Remarkably, given he is only 20 years old, this was his seventh major club trophy – a fourth League Cup adding to the two Premier League titles and one FA Cup success he can list on an already glittering CV.
But it was not just that he was a part of this success – it was that he played a starring role once again that was so striking, lighting up the occasion for the 8,000 fans present, 2,000 of them from Manchester City.
First the details.
Manchester City completely merited a historic fourth successive win in this competition, Spurs somehow surviving until the 82nd minute before conceding despite being largely outclassed from the start. It was defender Aymeric Laporte – heading Kevin de Bruyne’s free-kick beyond defiant keeper Hugo Lloris – who secured City’s deserved success.
Spurs will claim, with some justification, that Laporte was fortunate to be in a position to exert such influence after escaping what looked a certain yellow card for a first-half foul on Lucas Moura before being cautioned for a foul on the same player after the break.
The reality, however, is that Spurs were fortunate to hold out as long as they did because Foden once again graced a major final by being at the heart of so many of City’s best moments.
Manager Pep Guardiola played without a recognised striker and his side wasted so many opportunities that this game almost counted as ‘Exhibit A’ as to why they should attempt to correct that this summer.
They were so much on top that the Spurs supporters let out a huge roar when a rare attack brought the riches of a corner.
Foden was a constant threat, along with the excellent Riyad Mahrez. The only thing missing from his performance was the garnish of a goal.
He steered one first-half chance wide at the near post then held his head in disbelief when he saw another effort deflected on to the upright by Toby Alderweireld.
Foden’s touch, vision and uncanny ability to ride challenges aimed at stopping him in his tracks were all immaculate.
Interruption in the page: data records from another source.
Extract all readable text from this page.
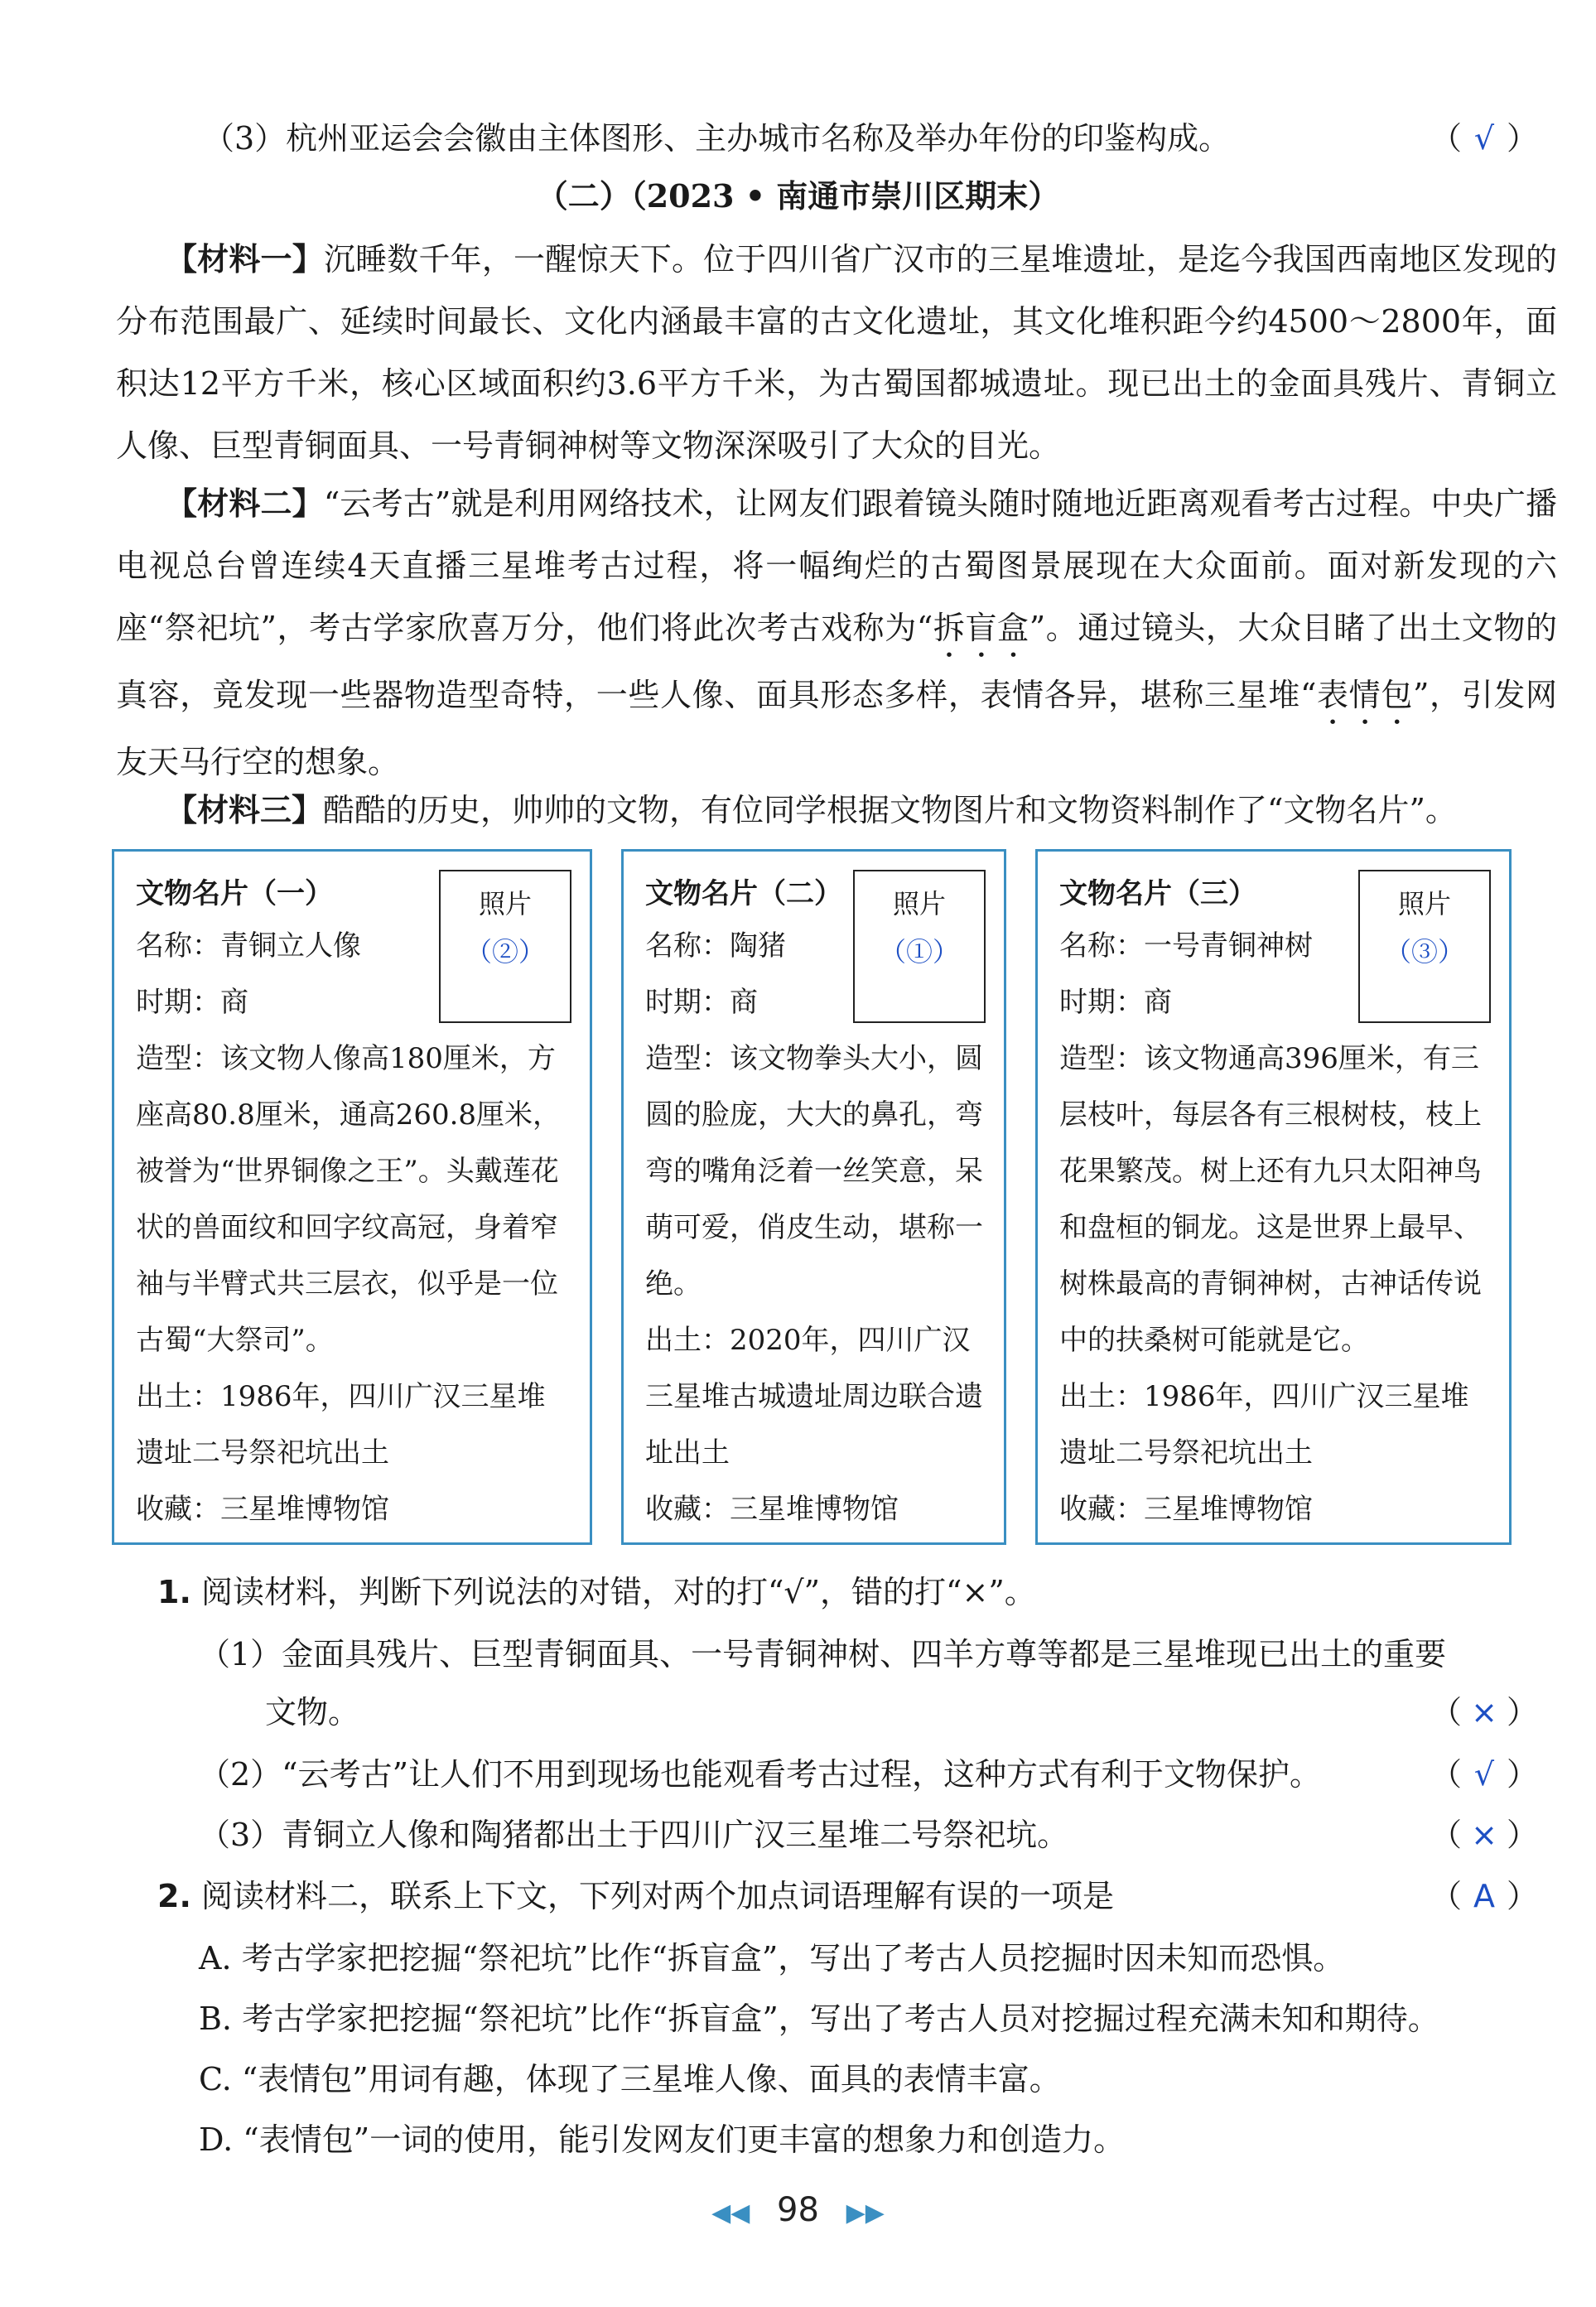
（3）杭州亚运会会徽由主体图形、主办城市名称及举办年份的印鉴构成。	（ √ ）
（二）（2023 • 南通市崇川区期末）
【材料一】沉睡数千年，一醒惊天下。位于四川省广汉市的三星堆遗址，是迄今我国西南地区发现的分布范围最广、延续时间最长、文化内涵最丰富的古文化遗址，其文化堆积距今约4500～2800年，面积达12平方千米，核心区域面积约3.6平方千米，为古蜀国都城遗址。现已出土的金面具残片、青铜立人像、巨型青铜面具、一号青铜神树等文物深深吸引了大众的目光。
【材料二】“云考古”就是利用网络技术，让网友们跟着镜头随时随地近距离观看考古过程。中央广播电视总台曾连续4天直播三星堆考古过程，将一幅绚烂的古蜀图景展现在大众面前。面对新发现的六座“祭祀坑”，考古学家欣喜万分，他们将此次考古戏称为“拆盲盒”。通过镜头，大众目睹了出土文物的真容，竟发现一些器物造型奇特，一些人像、面具形态多样，表情各异，堪称三星堆“表情包”，引发网友天马行空的想象。
【材料三】酷酷的历史，帅帅的文物，有位同学根据文物图片和文物资料制作了“文物名片”。
文物名片（一）	照片
（②）
名称：青铜立人像
时期：商
造型：该文物人像高180厘米，方座高80.8厘米，通高260.8厘米，被誉为“世界铜像之王”。头戴莲花状的兽面纹和回字纹高冠，身着窄袖与半臂式共三层衣，似乎是一位古蜀“大祭司”。
出土：1986年，四川广汉三星堆遗址二号祭祀坑出土
收藏：三星堆博物馆
文物名片（二）	照片
（①）
名称：陶猪
时期：商
造型：该文物拳头大小，圆圆的脸庞，大大的鼻孔，弯弯的嘴角泛着一丝笑意，呆萌可爱，俏皮生动，堪称一绝。
出土：2020年，四川广汉三星堆古城遗址周边联合遗址出土
收藏：三星堆博物馆
文物名片（三）	照片
（③）
名称：一号青铜神树
时期：商
造型：该文物通高396厘米，有三层枝叶，每层各有三根树枝，枝上花果繁茂。树上还有九只太阳神鸟和盘桓的铜龙。这是世界上最早、树株最高的青铜神树，古神话传说中的扶桑树可能就是它。
出土：1986年，四川广汉三星堆遗址二号祭祀坑出土
收藏：三星堆博物馆
1. 阅读材料，判断下列说法的对错，对的打“√”，错的打“×”。
（1）金面具残片、巨型青铜面具、一号青铜神树、四羊方尊等都是三星堆现已出土的重要
文物。	（ × ）
（2）“云考古”让人们不用到现场也能观看考古过程，这种方式有利于文物保护。	（ √ ）
（3）青铜立人像和陶猪都出土于四川广汉三星堆二号祭祀坑。	（ × ）
2. 阅读材料二，联系上下文，下列对两个加点词语理解有误的一项是	（ A ）
A. 考古学家把挖掘“祭祀坑”比作“拆盲盒”，写出了考古人员挖掘时因未知而恐惧。
B. 考古学家把挖掘“祭祀坑”比作“拆盲盒”，写出了考古人员对挖掘过程充满未知和期待。
C. “表情包”用词有趣，体现了三星堆人像、面具的表情丰富。
D. “表情包”一词的使用，能引发网友们更丰富的想象力和创造力。
◀◀ 98 ▶▶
No wonder he was held in a lengthy embrace by a celebrating Guardiola afterwards.
Just examine Foden’s contribution to City’s success in recent weeks and consider how important he is to the defining days to come, starting with the Champions League semi-final first leg at Paris St-Germain on Wednesday. He has helped make the return of the Premier League title to Etihad Stadium now a formality.
Foden was the player who dug City out of a very awkward situation when Borussia Dortmund threatened to leave the Etihad with a crucial Champions League quarter-final first-leg draw by conjuring up a late winner.
And when they were briefly threatened with more Champions League disappointment after Borussia Dortmund took the lead in the second leg, meaning the Bundesliga side were going through at that point, it was Foden’s late winner that eased them into the last four.
Guardiola has handled Foden with expert care, overseeing steady development when other voices suggested he might even be holding this precocious talent back – a nonsensical notion given the Catalan’s love of naturally gifted footballers.
And despite being used sparingly at times, his increased involvement means he already has 50 goal involvements (29 goals and 21 assists) in 118 career club appearances, of which only 63 have been starts.
Foden has been earmarked for greatness for some time and is now showing on a regular basis he has all the tools to fulfil that promise.
He is also presenting even more of a Euro 2020 conundrum for England manager Gareth Southgate with every passing week, albeit one he is no doubt delighted to have.
Foden has shown both with City and England that the big games and big occasions all come alike, carrying all the hallmarks of someone who will relish the harsher spotlight of a major international tournament this summer.
Guardiola has no hesitation trusting him when it matters and it is increasingly hard to see how Southgate cannot do the same when England’s Euros campaign, one in which they will be regarded as one of the favourites as a result of a succession of games here at Wembley, gets underway on 13 June.
Foden is a player for all occasions – and there can be no doubt he will be a pivotal figure as City attempt to add the Champions League to this Carabao Cup success and the inevitable Premier League triumph, which could be confirmed next weekend.